Tuesday, September 10, 2019

Book 28: Paul takes the form of a mortal girl by Andrea Lawlor

I read this right after finishing Just Kids, and while none of the book takes place in New York City, the entire book is informed by the title character's experience there in the early nineties, just after Robert Mapplethorpe's death and the end of that memoir. It was a clear thruline, although not intended, and Patti Smith is mentioned often, and so are so many other aspects of culture referenced throughout that memoir.

This book isn't a memoir, and can't be, really--Paul is a shapeshifter, whose primary form is that of a young gay man, but who shifts into the body of a lesbian in order to go to Michigan with his best friend, a dyke named Jane, and often shifts into whichever queer body he needs to inhabit to explore both himself and the world. The book takes us from Iowa to Michigan to his hometown in upstate New York to Provincetown in the winter and finally, of course, to San Francisco, with flashbacks to his time at Pride in New York City. And it takes us to every single version of queer identity and culture and sex that existed in 1993 America, with a clarity and knowledge that made me laugh out loud multiple times and marvel at things I had once known but forgotten, and yet could not hope to remember how I had learned of it for the first time. I haven't felt so known by a piece of queer culture since first hearing the song "Ring of Keys" (and now that I write that, it's obvious to me that how I know of so much of the culture depicted in this book is from Dykes to Watch Out For), and the book just hit a part of my heart that I didn't know I needed to have pinged: what it was to be queer through the nineties, even if the character Paul is about ten years older than I am.

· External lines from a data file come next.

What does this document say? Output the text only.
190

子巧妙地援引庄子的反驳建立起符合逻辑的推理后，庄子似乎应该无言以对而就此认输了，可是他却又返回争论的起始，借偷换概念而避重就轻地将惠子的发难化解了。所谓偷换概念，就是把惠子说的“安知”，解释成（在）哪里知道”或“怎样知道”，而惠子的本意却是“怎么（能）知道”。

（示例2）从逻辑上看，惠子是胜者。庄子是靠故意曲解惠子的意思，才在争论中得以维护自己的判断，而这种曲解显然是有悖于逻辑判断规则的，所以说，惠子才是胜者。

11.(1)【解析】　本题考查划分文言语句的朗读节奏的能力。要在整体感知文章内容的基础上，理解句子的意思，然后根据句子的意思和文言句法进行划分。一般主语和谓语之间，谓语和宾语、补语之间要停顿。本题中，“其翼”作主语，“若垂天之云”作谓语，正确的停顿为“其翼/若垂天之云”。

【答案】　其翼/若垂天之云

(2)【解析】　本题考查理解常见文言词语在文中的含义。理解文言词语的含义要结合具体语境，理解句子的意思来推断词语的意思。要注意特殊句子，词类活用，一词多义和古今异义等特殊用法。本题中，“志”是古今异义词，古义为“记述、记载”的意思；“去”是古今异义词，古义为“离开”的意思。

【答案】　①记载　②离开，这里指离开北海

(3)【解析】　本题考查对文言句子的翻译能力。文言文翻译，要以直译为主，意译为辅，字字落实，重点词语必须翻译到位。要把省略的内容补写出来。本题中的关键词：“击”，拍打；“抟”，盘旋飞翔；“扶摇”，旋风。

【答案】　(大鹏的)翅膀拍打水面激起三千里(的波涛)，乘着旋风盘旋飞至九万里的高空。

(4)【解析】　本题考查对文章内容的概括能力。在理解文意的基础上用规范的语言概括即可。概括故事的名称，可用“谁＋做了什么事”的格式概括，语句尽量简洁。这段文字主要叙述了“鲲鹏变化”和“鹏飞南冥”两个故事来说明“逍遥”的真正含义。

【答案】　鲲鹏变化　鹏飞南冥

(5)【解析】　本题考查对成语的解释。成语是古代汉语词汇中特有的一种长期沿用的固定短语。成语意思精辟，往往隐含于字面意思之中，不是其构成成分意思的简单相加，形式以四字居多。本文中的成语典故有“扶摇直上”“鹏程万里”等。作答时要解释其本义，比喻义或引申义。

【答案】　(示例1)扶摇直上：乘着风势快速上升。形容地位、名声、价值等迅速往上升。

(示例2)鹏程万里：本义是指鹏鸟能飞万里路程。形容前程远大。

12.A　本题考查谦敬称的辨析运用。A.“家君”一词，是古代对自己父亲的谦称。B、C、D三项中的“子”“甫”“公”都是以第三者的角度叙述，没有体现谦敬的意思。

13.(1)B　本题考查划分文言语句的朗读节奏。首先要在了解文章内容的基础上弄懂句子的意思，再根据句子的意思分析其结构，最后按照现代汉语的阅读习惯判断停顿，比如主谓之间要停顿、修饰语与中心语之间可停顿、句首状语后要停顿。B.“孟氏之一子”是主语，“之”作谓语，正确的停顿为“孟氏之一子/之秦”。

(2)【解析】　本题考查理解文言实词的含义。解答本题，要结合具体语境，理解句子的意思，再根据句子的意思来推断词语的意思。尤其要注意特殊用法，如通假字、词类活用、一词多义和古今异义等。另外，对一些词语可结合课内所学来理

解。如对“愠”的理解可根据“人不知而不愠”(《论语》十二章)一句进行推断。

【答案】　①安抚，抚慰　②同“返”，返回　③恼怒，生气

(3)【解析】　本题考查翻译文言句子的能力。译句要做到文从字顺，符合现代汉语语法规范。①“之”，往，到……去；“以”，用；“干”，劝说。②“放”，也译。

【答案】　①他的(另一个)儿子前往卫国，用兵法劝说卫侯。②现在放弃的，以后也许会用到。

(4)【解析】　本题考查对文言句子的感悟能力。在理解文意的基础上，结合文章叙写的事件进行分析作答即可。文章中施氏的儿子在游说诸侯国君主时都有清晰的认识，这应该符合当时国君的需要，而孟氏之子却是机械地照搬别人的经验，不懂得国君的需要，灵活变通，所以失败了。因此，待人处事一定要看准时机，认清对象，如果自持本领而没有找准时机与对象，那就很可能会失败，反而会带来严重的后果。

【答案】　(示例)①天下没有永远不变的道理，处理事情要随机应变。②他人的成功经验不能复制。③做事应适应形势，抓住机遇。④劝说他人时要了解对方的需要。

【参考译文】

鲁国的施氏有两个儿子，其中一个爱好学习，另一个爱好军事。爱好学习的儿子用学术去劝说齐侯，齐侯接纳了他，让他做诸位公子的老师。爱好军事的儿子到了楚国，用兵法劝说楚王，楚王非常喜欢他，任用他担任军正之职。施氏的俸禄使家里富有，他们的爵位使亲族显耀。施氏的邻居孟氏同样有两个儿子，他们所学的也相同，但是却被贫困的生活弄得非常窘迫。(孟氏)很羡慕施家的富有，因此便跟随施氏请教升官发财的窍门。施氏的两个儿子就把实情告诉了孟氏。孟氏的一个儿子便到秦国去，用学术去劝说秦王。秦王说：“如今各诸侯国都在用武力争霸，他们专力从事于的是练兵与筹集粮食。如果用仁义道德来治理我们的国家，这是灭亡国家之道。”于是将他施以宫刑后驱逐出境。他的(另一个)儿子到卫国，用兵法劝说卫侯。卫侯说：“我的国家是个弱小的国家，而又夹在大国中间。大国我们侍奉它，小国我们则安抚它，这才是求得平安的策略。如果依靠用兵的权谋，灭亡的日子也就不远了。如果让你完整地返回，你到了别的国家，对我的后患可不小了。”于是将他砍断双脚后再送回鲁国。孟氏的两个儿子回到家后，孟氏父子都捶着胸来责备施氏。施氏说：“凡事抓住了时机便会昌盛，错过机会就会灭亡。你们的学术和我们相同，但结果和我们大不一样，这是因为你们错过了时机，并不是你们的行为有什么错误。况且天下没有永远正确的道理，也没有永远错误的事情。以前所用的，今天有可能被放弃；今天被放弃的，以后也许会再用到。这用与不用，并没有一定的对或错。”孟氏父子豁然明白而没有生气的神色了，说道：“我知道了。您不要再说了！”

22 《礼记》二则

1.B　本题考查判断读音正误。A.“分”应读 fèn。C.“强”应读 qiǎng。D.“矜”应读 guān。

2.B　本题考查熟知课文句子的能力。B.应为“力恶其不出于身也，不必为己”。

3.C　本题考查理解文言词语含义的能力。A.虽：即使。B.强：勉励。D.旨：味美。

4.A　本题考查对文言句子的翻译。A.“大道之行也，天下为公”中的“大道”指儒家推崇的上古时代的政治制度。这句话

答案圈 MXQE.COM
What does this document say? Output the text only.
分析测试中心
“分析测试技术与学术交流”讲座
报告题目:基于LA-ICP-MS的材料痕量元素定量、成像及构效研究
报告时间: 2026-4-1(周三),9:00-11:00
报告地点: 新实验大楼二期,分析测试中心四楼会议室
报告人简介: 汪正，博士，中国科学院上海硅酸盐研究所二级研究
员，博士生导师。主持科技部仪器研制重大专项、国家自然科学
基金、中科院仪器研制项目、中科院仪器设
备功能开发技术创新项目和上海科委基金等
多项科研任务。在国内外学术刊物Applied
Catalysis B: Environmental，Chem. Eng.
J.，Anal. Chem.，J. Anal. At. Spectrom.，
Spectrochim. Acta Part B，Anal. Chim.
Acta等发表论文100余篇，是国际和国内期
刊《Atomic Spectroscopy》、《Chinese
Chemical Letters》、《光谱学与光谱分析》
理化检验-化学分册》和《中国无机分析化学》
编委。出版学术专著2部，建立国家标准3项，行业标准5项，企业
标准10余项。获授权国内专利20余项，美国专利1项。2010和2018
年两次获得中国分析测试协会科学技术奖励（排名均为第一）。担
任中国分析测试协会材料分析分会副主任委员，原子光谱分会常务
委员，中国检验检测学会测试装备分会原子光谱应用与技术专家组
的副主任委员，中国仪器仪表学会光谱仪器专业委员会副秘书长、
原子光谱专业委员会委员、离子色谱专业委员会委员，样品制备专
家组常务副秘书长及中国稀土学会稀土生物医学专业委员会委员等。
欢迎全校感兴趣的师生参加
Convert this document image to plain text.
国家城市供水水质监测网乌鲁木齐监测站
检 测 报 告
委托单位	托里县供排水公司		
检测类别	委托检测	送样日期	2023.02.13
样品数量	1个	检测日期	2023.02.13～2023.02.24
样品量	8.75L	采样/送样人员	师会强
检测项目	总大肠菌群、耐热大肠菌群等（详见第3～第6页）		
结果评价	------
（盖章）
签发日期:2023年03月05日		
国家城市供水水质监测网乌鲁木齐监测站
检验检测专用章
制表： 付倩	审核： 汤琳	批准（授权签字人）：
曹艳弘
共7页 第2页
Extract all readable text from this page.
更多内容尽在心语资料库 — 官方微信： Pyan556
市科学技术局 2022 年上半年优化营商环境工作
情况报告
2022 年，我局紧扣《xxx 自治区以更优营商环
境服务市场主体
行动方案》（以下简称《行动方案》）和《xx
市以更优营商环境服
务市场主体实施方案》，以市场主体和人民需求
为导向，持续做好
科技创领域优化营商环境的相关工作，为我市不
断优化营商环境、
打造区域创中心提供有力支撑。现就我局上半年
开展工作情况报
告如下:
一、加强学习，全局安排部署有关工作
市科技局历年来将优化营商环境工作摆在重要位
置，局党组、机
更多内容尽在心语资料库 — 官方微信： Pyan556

Paul's gender identity and sexual behaviors are both fluid, as is his exploration of what kind of queer he's going to be, regardless of how he presents. It's such a fascinating use of magical realism, this depiction of someone who truly lives between worlds and genders and identities, always the outsider, always finding his way through a porous barrier. The sex is frequent and explicit and the sort that I almost can't believe is still shocking, except that of course it is, and every cultural reference (with the exception of one that is so egregious an error I almost have to believe that it's me misremembering rather than it being something that made it through editing, except that I know it's wrong) is so pitch perfect it felt almost disorienting to look up from the pages and still be in 2019. I don't miss the early nineties; I was in my early teens, and even beyond that, queer life in America is better now, no matter how rosy the glasses of nostalgia are. But in the same way that the music of your youth always sounds good to you in a way that music from no other era ever will, this book thrums a very specific chord that I will always respond to.